最近在做数据血缘的相关工作,对explain语句的解析有两个问题
- EXPLAIN VERBOSE语句在查询insert语句的时候,OLAP TABLE SINK输出的TUPLE ID对应的TupleDescriptor的tbl内容为null
如SQL语句
EXPLAIN VERBOSE
INSERT into data_platform.test1 select
t1.uid as ID,
max(dt) as create_time,
min(dt) as update_time
from data_platform.test t1
left join data_platform.ods_test_wh_1 t2 on t1.uid=t2.AGE
where uid > 10
group by uid
order by uid
获得的结果为
PLAN FRAGMENT 0
OUTPUT EXPRS:
id[#15]
create_time[#16]
update_time[#17]
PARTITION: HASH_PARTITIONED: uid[#5]
HAS_COLO_PLAN_NODE: true
OLAP TABLE SINK
TUPLE ID: 7
RANDOM
IS_PARTIAL_UPDATE: false
5:VAGGREGATE (update finalize)(543)
| output: max(dt[#11])[#13], min(dt[#11])[#14]
| group by: uid[#10]
| cardinality=950,123
| final projections: uid[#12], create_time[#13], update_time[#14]
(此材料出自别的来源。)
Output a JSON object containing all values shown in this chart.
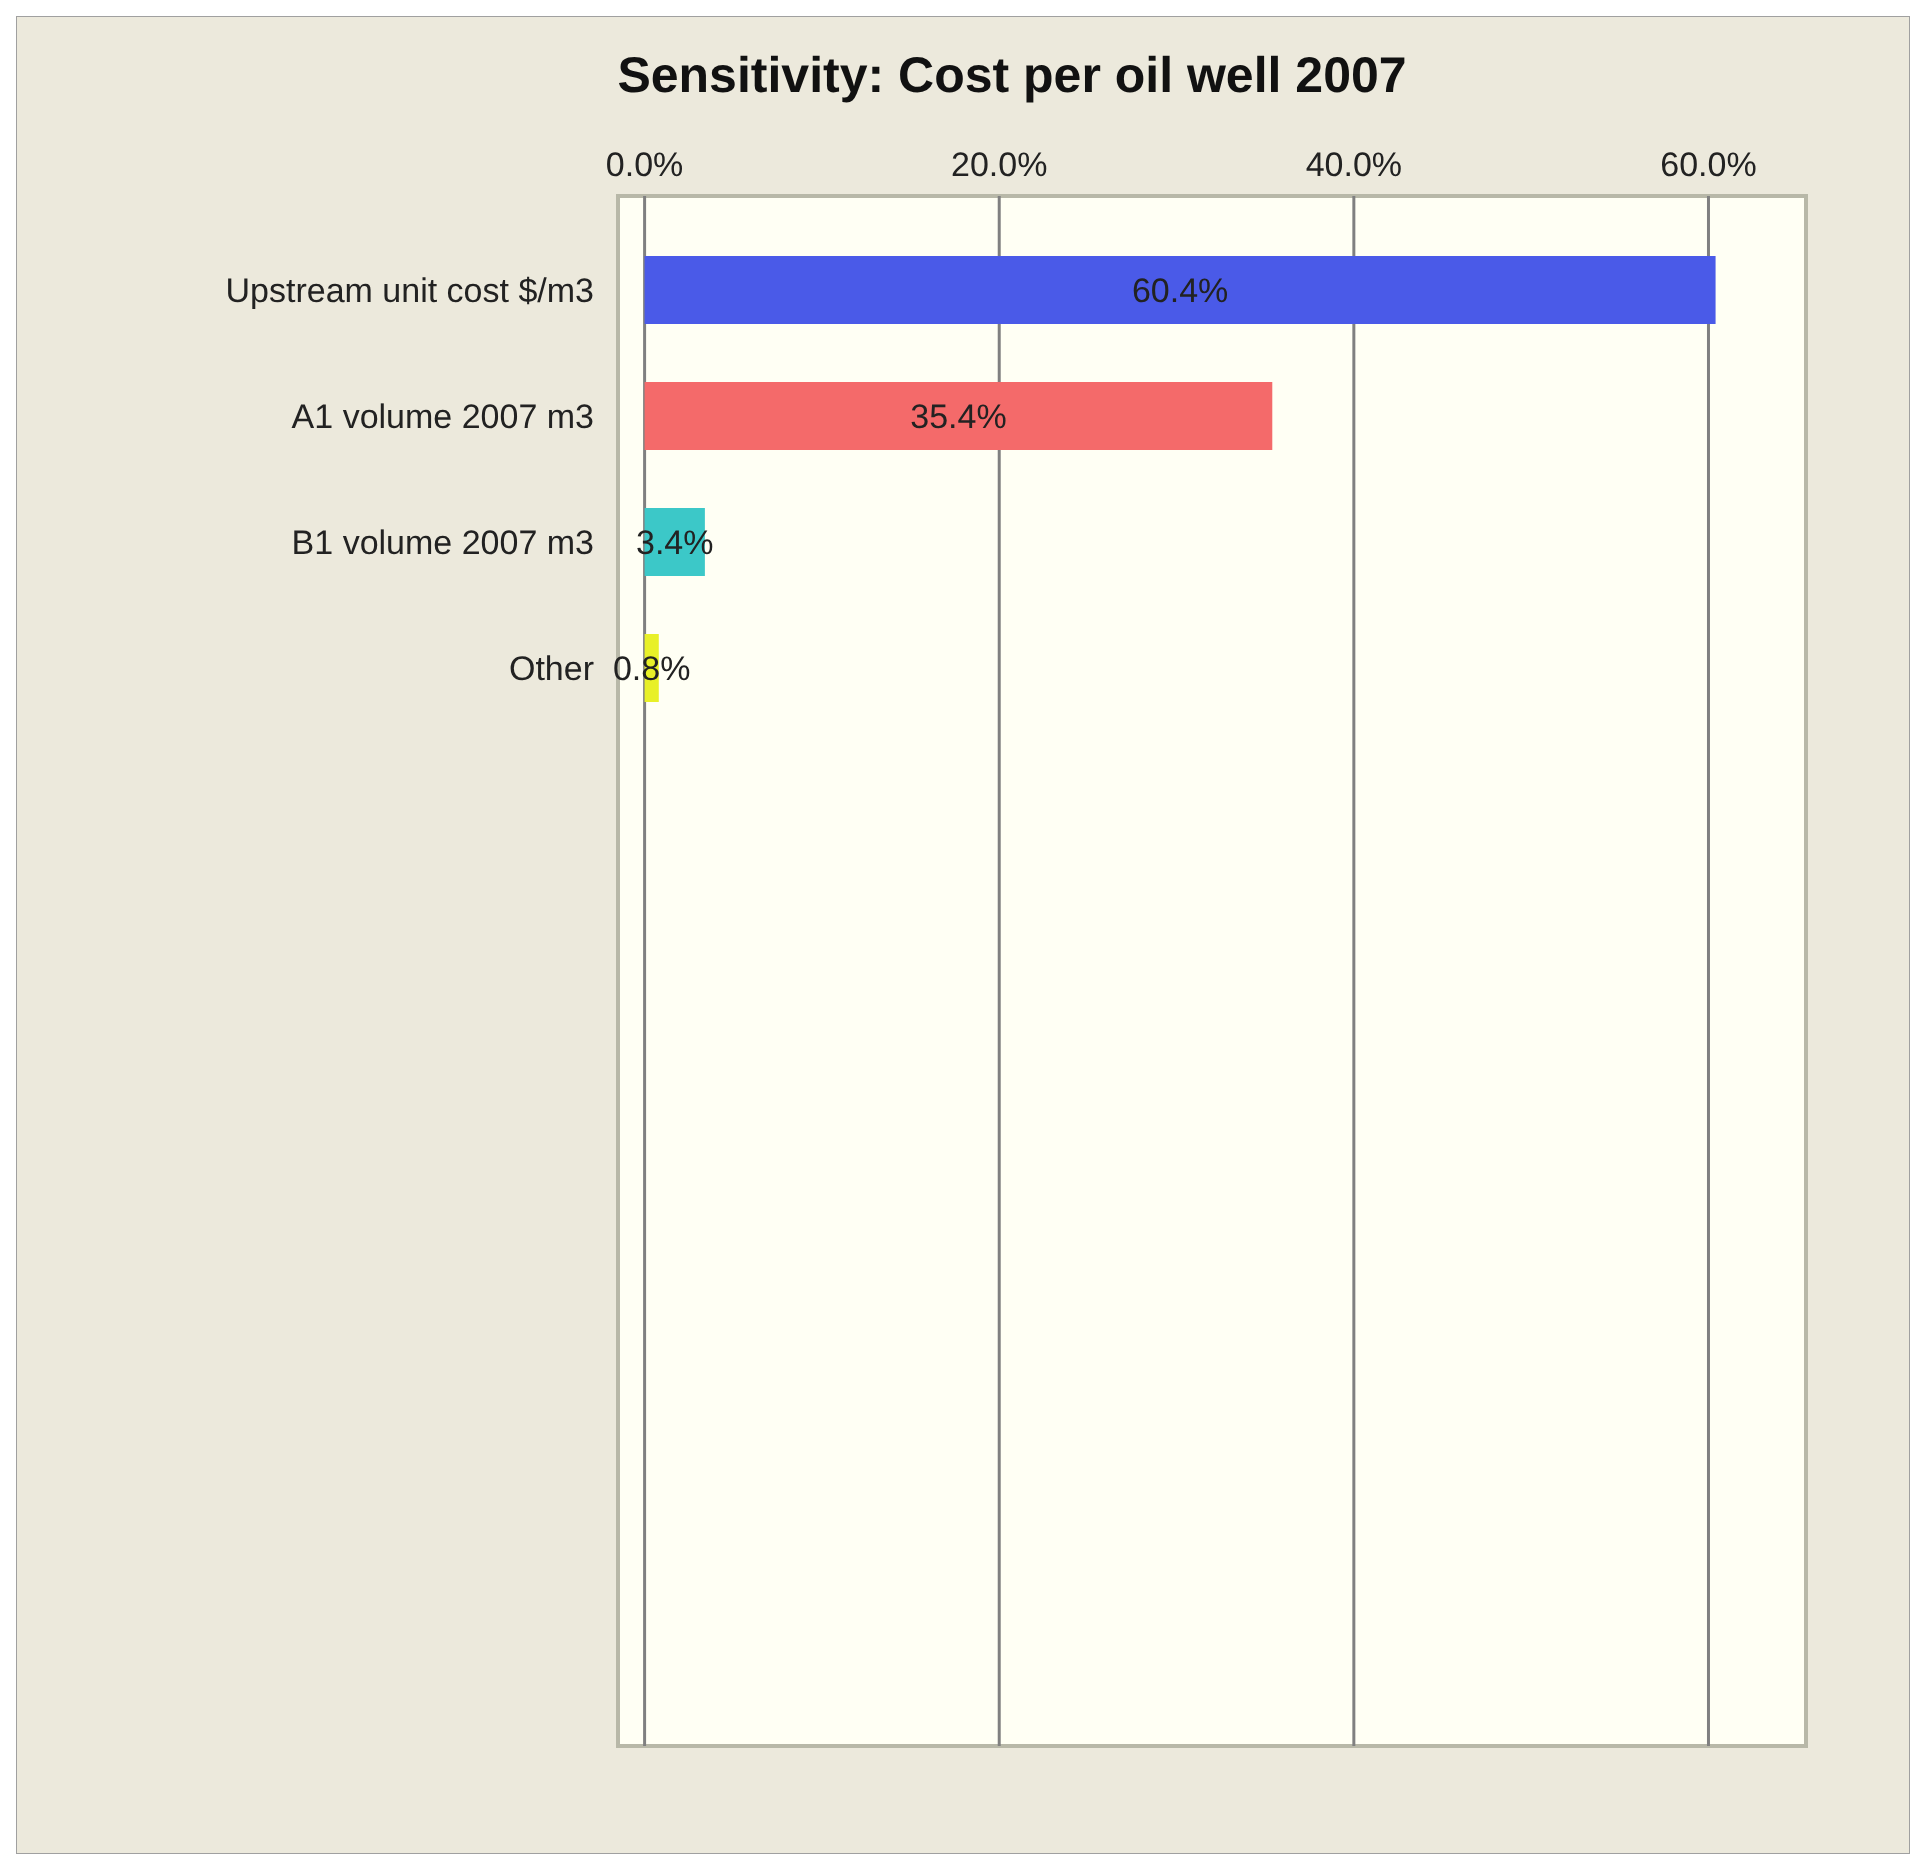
{
  "chart_data": {
    "type": "bar",
    "orientation": "horizontal",
    "title": "Sensitivity: Cost per oil well 2007",
    "categories": [
      "Upstream unit cost $/m3",
      "A1 volume 2007 m3",
      "B1 volume 2007 m3",
      "Other"
    ],
    "values": [
      60.4,
      35.4,
      3.4,
      0.8
    ],
    "colors": [
      "#4a5ae8",
      "#f46a6a",
      "#3cc8c8",
      "#e8f028"
    ],
    "value_labels": [
      "60.4%",
      "35.4%",
      "3.4%",
      "0.8%"
    ],
    "xlim": [
      -1.5,
      65.5
    ],
    "xticks": [
      {
        "value": 0,
        "label": "0.0%"
      },
      {
        "value": 20,
        "label": "20.0%"
      },
      {
        "value": 40,
        "label": "40.0%"
      },
      {
        "value": 60,
        "label": "60.0%"
      }
    ],
    "grid": "x"
  }
}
| final project output tuple id: 6
| distribute expr lists: uid[#10]
| tuple ids: 5
|
4:VHASH JOIN(533)
| join op: LEFT OUTER JOIN(PARTITIONED)[]
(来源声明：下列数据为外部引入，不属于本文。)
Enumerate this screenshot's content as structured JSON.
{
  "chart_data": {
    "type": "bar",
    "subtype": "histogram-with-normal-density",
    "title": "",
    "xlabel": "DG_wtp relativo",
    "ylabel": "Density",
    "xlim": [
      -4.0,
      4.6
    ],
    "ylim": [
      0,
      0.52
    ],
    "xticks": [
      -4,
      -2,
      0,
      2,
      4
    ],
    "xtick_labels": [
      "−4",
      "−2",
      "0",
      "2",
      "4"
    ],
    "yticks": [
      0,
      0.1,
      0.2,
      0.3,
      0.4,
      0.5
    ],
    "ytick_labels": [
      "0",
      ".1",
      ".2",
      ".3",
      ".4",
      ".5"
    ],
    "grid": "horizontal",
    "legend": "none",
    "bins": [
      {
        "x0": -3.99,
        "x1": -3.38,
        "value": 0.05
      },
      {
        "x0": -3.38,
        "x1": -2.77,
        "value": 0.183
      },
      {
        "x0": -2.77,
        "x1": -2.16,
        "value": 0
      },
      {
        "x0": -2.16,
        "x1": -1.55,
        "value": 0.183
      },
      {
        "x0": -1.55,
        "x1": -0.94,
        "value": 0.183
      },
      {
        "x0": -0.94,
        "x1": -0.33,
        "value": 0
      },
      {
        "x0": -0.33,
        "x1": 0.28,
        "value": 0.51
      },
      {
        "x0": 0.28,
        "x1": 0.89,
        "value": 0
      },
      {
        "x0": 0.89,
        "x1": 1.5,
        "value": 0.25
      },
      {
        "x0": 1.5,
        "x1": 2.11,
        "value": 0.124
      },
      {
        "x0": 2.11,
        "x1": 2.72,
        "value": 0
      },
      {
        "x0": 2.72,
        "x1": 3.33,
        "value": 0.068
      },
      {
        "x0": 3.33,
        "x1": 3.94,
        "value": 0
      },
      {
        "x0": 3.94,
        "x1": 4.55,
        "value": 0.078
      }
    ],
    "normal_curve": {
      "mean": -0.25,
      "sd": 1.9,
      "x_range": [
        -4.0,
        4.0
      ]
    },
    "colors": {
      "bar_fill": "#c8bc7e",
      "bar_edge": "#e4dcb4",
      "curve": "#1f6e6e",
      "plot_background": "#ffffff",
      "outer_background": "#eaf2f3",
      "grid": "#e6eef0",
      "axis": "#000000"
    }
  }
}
| equal join conjunct: (uid[#5] = expr_cast(AGE as INT)[#4])
| cardinality=2,999,986
| vec output tuple id: 4
| output tuple id: 4
| vIntermediate tuple ids: 3
| hash output slot ids: 5 6
| isMarkJoin: false
| final projections: uid[#7], dt[#8]
| final project output tuple id: 4
| distribute expr lists: uid[#5]
| distribute expr lists: expr_cast(AGE as INT)[#4]
| tuple ids: 2 1N
|
|----1:VEXCHANGE
| offset: 0
| distribute expr lists:
| tuple ids: 1N
|
3:VEXCHANGE
offset: 0
distribute expr lists:
tuple ids: 2
PLAN FRAGMENT 1
PARTITION: RANDOM
HAS_COLO_PLAN_NODE: false
STREAM DATA SINK
EXCHANGE ID: 03
HASH_PARTITIONED: uid[#5]
2:VOlapScanNode(502)
TABLE: data_platform.test(test), PREAGGREGATION: ON
PREDICATES: (uid[#5] > 10)
partitions=1/1 (test)
tablets=10/10, tabletList=99467678,99467694,99467710 ...
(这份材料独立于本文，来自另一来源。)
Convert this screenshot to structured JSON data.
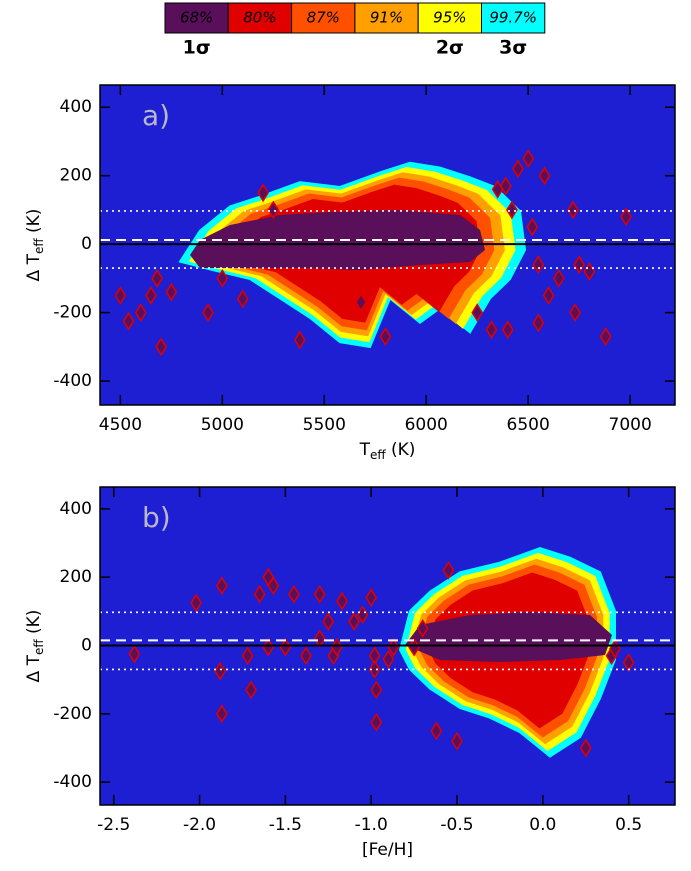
{
  "colorbar": {
    "levels": [
      {
        "label": "68%",
        "color": "#5a0f5a",
        "sigma": "1σ"
      },
      {
        "label": "80%",
        "color": "#e00000"
      },
      {
        "label": "87%",
        "color": "#ff5000"
      },
      {
        "label": "91%",
        "color": "#ffa000"
      },
      {
        "label": "95%",
        "color": "#ffff00",
        "sigma": "2σ"
      },
      {
        "label": "99.7%",
        "color": "#00ffff",
        "sigma": "3σ"
      }
    ]
  },
  "chart_data": [
    {
      "type": "scatter",
      "panel_label": "a)",
      "xlabel": {
        "main": "T",
        "sub": "eff",
        "unit": " (K)"
      },
      "ylabel": {
        "main": "Δ T",
        "sub": "eff",
        "unit": " (K)"
      },
      "xlim": [
        4400,
        7220
      ],
      "ylim": [
        -470,
        465
      ],
      "xticks": [
        4500,
        5000,
        5500,
        6000,
        6500,
        7000
      ],
      "yticks": [
        -400,
        -200,
        0,
        200,
        400
      ],
      "background": "#1e1ed2",
      "marker_fill": "#5a0f5a",
      "marker_edge": "#e00000",
      "hlines": [
        {
          "value": 0,
          "style": "solid"
        },
        {
          "value": 12,
          "style": "dashed"
        },
        {
          "value": 97,
          "style": "dotted"
        },
        {
          "value": -70,
          "style": "dotted"
        }
      ],
      "x": [
        4500,
        4540,
        4600,
        4650,
        4700,
        4750,
        4680,
        4930,
        5100,
        5000,
        5200,
        5250,
        5380,
        5680,
        5800,
        6320,
        6400,
        6500,
        6550,
        6580,
        6520,
        6600,
        6650,
        6720,
        6750,
        6730,
        6800,
        6880,
        6980,
        6450,
        6390,
        6420,
        6550,
        6250,
        6350
      ],
      "values": [
        -150,
        -225,
        -200,
        -150,
        -300,
        -140,
        -100,
        -200,
        -160,
        -100,
        150,
        100,
        -280,
        -170,
        -270,
        -250,
        -250,
        250,
        -230,
        200,
        50,
        -150,
        -100,
        100,
        -60,
        -200,
        -80,
        -270,
        80,
        220,
        170,
        100,
        -60,
        -200,
        160
      ]
    },
    {
      "type": "scatter",
      "panel_label": "b)",
      "xlabel": {
        "main": "[Fe/H]"
      },
      "ylabel": {
        "main": "Δ T",
        "sub": "eff",
        "unit": " (K)"
      },
      "xlim": [
        -2.58,
        0.77
      ],
      "ylim": [
        -467,
        464
      ],
      "xticks": [
        -2.5,
        {
          "value": -2,
          "label": "-2.0"
        },
        -1.5,
        {
          "value": -1,
          "label": "-1.0"
        },
        -0.5,
        {
          "value": 0,
          "label": "0.0"
        },
        0.5
      ],
      "yticks": [
        -400,
        -200,
        0,
        200,
        400
      ],
      "background": "#1e1ed2",
      "marker_fill": "#5a0f5a",
      "marker_edge": "#e00000",
      "hlines": [
        {
          "value": 0,
          "style": "solid"
        },
        {
          "value": 15,
          "style": "dashed"
        },
        {
          "value": 97,
          "style": "dotted"
        },
        {
          "value": -70,
          "style": "dotted"
        }
      ],
      "x": [
        -2.38,
        -2.02,
        -1.88,
        -1.87,
        -1.87,
        -1.72,
        -1.7,
        -1.65,
        -1.6,
        -1.57,
        -1.6,
        -1.5,
        -1.45,
        -1.38,
        -1.3,
        -1.3,
        -1.25,
        -1.22,
        -1.2,
        -1.17,
        -1.1,
        -1.05,
        -1.0,
        -0.98,
        -0.98,
        -0.97,
        -0.97,
        -0.9,
        -0.87,
        -0.75,
        -0.7,
        -0.62,
        -0.55,
        -0.5,
        0.4,
        0.5,
        0.25,
        0.42
      ],
      "values": [
        -25,
        125,
        -75,
        -200,
        175,
        -30,
        -130,
        150,
        200,
        175,
        -5,
        -5,
        150,
        -30,
        150,
        20,
        70,
        -30,
        -5,
        130,
        70,
        90,
        140,
        -30,
        -70,
        -130,
        -225,
        -40,
        -5,
        -5,
        50,
        -250,
        220,
        -280,
        -30,
        -50,
        -300,
        -10
      ]
    }
  ]
}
cardinality=3000017, avgRowSize=0.0, numNodes=1
pushAggOp=NONE
tuple ids: 2
PLAN FRAGMENT 2
PARTITION: HASH_PARTITIONED: USER[#0]
HAS_COLO_PLAN_NODE: false
STREAM DATA SINK
EXCHANGE ID: 01
HASH_PARTITIONED: expr_cast(AGE as INT)[#4]
0:VOlapScanNode(513)
TABLE: data_platform.ods_test_wh_1(ods_test_wh_1), PREAGGREGATION: ON
PREDICATES: ((CAST(AGE[#1] AS int) > 10) AND (__DORIS_DELETE_SIGN__[#2] = 0))
partitions=1/1 (ods_test_wh_1)
tablets=10/10, tabletList=167939628,167939632,167939636 ...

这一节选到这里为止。